文章作成能力、法律専門職の倫理というのは、通学制でももちろん身につくと思いますが、これと遜色ないか場合によってはこれを超える能力が身につくと考えています。
リカレント教育の支援制度
支援制度について
費用については、社会人として働きながら在学するとすれば、さほど影響はなかったといいましたが、しかしやはり支援があれば助かることは間違いないと思います。では、どんな支援制度があるのでしょうか。
教育訓練給付金
これは雇用保険法(昭和49年法律第116号)第60条の2に基づく制度であり、働く方の能力開発、中長期的なキャリアアップが目的です。対象となる講座を修了した場合には、自ら負担した受講費用の20%から70%の支援が受けられます。
これには、例えば行政書士講座などもありますし、弁護士を目指す方なら法科大学院も対象となります。ご自身のキャリアアップなどをお考えの方は、一度講座を調べてみるといいかもしれません。対象講座の調べ方は、厚生労働省の教育訓練給付制度検索システムで簡単に調べることができます。詳しくはこちら。厚生労働省のホームページに飛びます。
高等職業訓練促進給付金
母子家庭の母、又は父子家庭の父の経済的自立を支援するため、自治体として協力して就業を支援する制度です。政府広報オンラインによると、看護師等の国家資格や民間資格を取得するために就学する場合に、月10万円の支給が受けられるとされています。
母子家庭の母又は父子家庭の父に対する支援制度は、今般、増えています。川崎市でも例えば、母子・父子・寡婦福祉資金貸付制度やひとり親家庭等医療費助成事業などがあります。
このような様々な制度を活用しつつ、豊かな暮らしを実現することもできますので、調査をしたり、行政書士などの専門家に相談するのも手だと思います。もちろん、信長行政書士事務所でもご相談を承ります。
その他
そのほか、在職中の方を対象に今後のキャリアを相談するためのキャリアコンサルティング、働きながら訓練を受けることができる公的職業訓練、文部科学省が行う就職・転職支援の大学リカレント教育推進事業などがあります。終身雇用制度が廃れてきている日本においては、このような制度を活用しつつ、自己の能力向上を図ることも流行りはじめています。
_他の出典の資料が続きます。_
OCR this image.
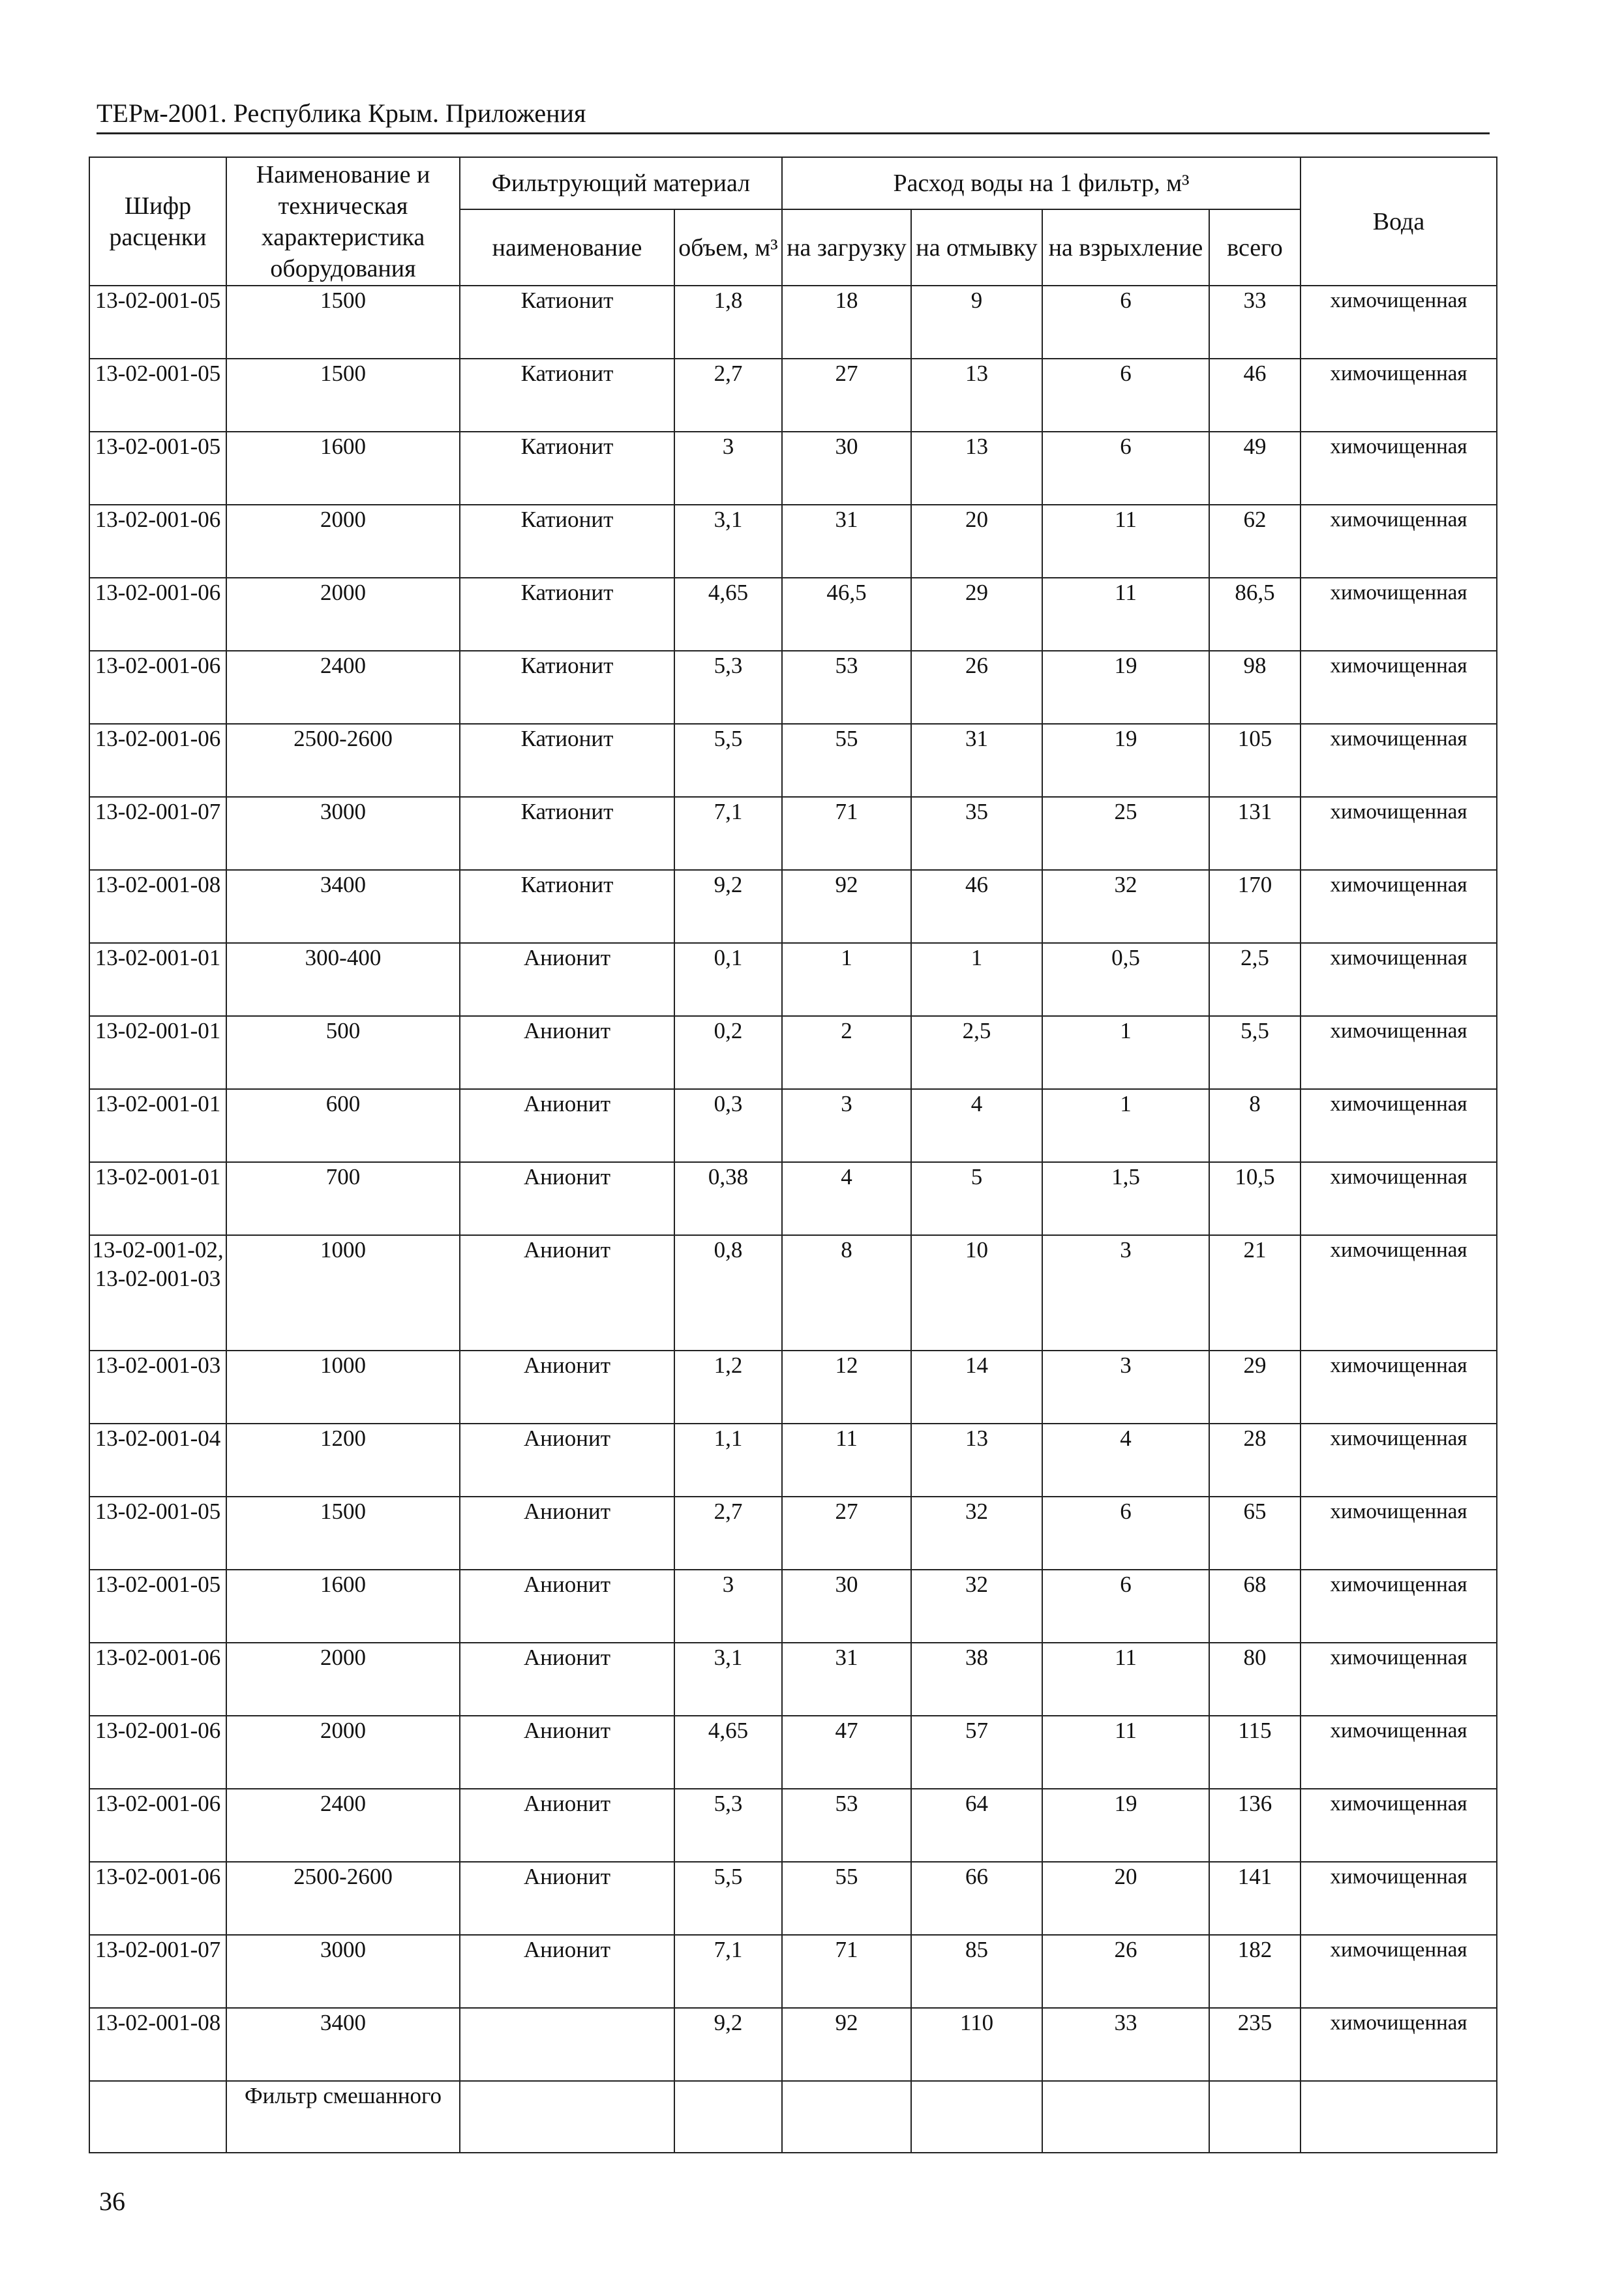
ТЕРм-2001. Республика Крым. Приложения
Шифр расценки	Наименование и техническая характеристика оборудования	Фильтрующий материал		Расход воды на 1 фильтр, м³				Вода
		наименование	объем, м³	на загрузку	на отмывку	на взрыхление	всего	
13-02-001-05	1500	Катионит	1,8	18	9	6	33	химочищенная
13-02-001-05	1500	Катионит	2,7	27	13	6	46	химочищенная
13-02-001-05	1600	Катионит	3	30	13	6	49	химочищенная
13-02-001-06	2000	Катионит	3,1	31	20	11	62	химочищенная
13-02-001-06	2000	Катионит	4,65	46,5	29	11	86,5	химочищенная
13-02-001-06	2400	Катионит	5,3	53	26	19	98	химочищенная
13-02-001-06	2500-2600	Катионит	5,5	55	31	19	105	химочищенная
13-02-001-07	3000	Катионит	7,1	71	35	25	131	химочищенная
13-02-001-08	3400	Катионит	9,2	92	46	32	170	химочищенная
13-02-001-01	300-400	Анионит	0,1	1	1	0,5	2,5	химочищенная
13-02-001-01	500	Анионит	0,2	2	2,5	1	5,5	химочищенная
13-02-001-01	600	Анионит	0,3	3	4	1	8	химочищенная
13-02-001-01	700	Анионит	0,38	4	5	1,5	10,5	химочищенная
13-02-001-02, 13-02-001-03	1000	Анионит	0,8	8	10	3	21	химочищенная
13-02-001-03	1000	Анионит	1,2	12	14	3	29	химочищенная
13-02-001-04	1200	Анионит	1,1	11	13	4	28	химочищенная
13-02-001-05	1500	Анионит	2,7	27	32	6	65	химочищенная
13-02-001-05	1600	Анионит	3	30	32	6	68	химочищенная
13-02-001-06	2000	Анионит	3,1	31	38	11	80	химочищенная
13-02-001-06	2000	Анионит	4,65	47	57	11	115	химочищенная
13-02-001-06	2400	Анионит	5,3	53	64	19	136	химочищенная
13-02-001-06	2500-2600	Анионит	5,5	55	66	20	141	химочищенная
13-02-001-07	3000	Анионит	7,1	71	85	26	182	химочищенная
13-02-001-08	3400		9,2	92	110	33	235	химочищенная
	Фильтр смешанного							
36
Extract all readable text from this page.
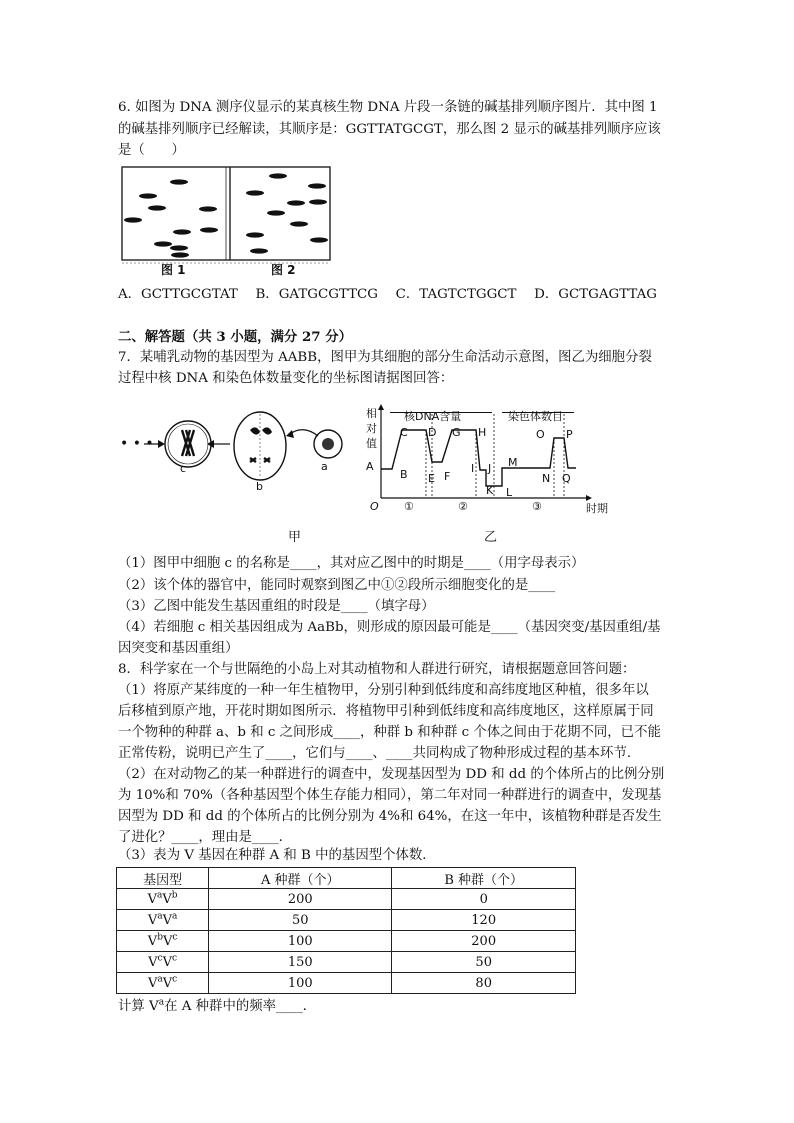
6. 如图为 DNA 测序仪显示的某真核生物 DNA 片段一条链的碱基排列顺序图片．其中图 1
的碱基排列顺序已经解读，其顺序是：GGTTATGCGT，那么图 2 显示的碱基排列顺序应该
是（　　）
图 1	图 2
A．GCTTGCGTAT　 B．GATGCGTTCG　 C．TAGTCTGGCT　 D．GCTGAGTTAG
二、解答题（共 3 小题，满分 27 分）
7．某哺乳动物的基因型为 AABB，图甲为其细胞的部分生命活动示意图，图乙为细胞分裂
过程中核 DNA 和染色体数量变化的坐标图请据图回答：
• • •
c
b
a
甲
相
对
值
核DNA含量	染色体数目
A
B
C D
E F
G H
I J
K L
M
N
O P
Q
O ①	②	③	时期
乙
（1）图甲中细胞 c 的名称是____，其对应乙图中的时期是____（用字母表示）
（2）该个体的器官中，能同时观察到图乙中①②段所示细胞变化的是____
（3）乙图中能发生基因重组的时段是____（填字母）
（4）若细胞 c 相关基因组成为 AaBb，则形成的原因最可能是____（基因突变/基因重组/基
因突变和基因重组）
8．科学家在一个与世隔绝的小岛上对其动植物和人群进行研究，请根据题意回答问题：
（1）将原产某纬度的一种一年生植物甲，分别引种到低纬度和高纬度地区种植，很多年以
后移植到原产地，开花时期如图所示．将植物甲引种到低纬度和高纬度地区，这样原属于同
一个物种的种群 a、b 和 c 之间形成____，种群 b 和种群 c 个体之间由于花期不同，已不能
正常传粉，说明已产生了____，它们与____、____共同构成了物种形成过程的基本环节．
（2）在对动物乙的某一种群进行的调查中，发现基因型为 DD 和 dd 的个体所占的比例分别
为 10%和 70%（各种基因型个体生存能力相同），第二年对同一种群进行的调查中，发现基
因型为 DD 和 dd 的个体所占的比例分别为 4%和 64%，在这一年中，该植物种群是否发生
了进化？____，理由是____．
（3）表为 V 基因在种群 A 和 B 中的基因型个体数．
基因型	A 种群（个）	B 种群（个）
$V^aV^b$	200	0
$V^aV^a$	50	120
$V^bV^c$	100	200
$V^cV^c$	150	50
$V^aV^c$	100	80
计算 $V^a$在 A 种群中的频率____．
資格勉強は大変なこともありますが、なかなか楽しいことでもあります。制度を活用しつつ、楽しみながら自己の能力も向上するというメリットがありますので、知っているとお得です。
まとめ
制度活用の注意点とまとめ
制度には、ほとんどの場合、条件があります。ご自身がその条件に当てはまるか否かをしっかりと確認しましょう。わからない場合には、担当者に聞いてみるというのもいいと思います。活用すると、負担が減ることがありますので、リカレント教育をお考えの方は、同時に、制度を探してその条件に当てはまるかを検討するのも、よいと思います。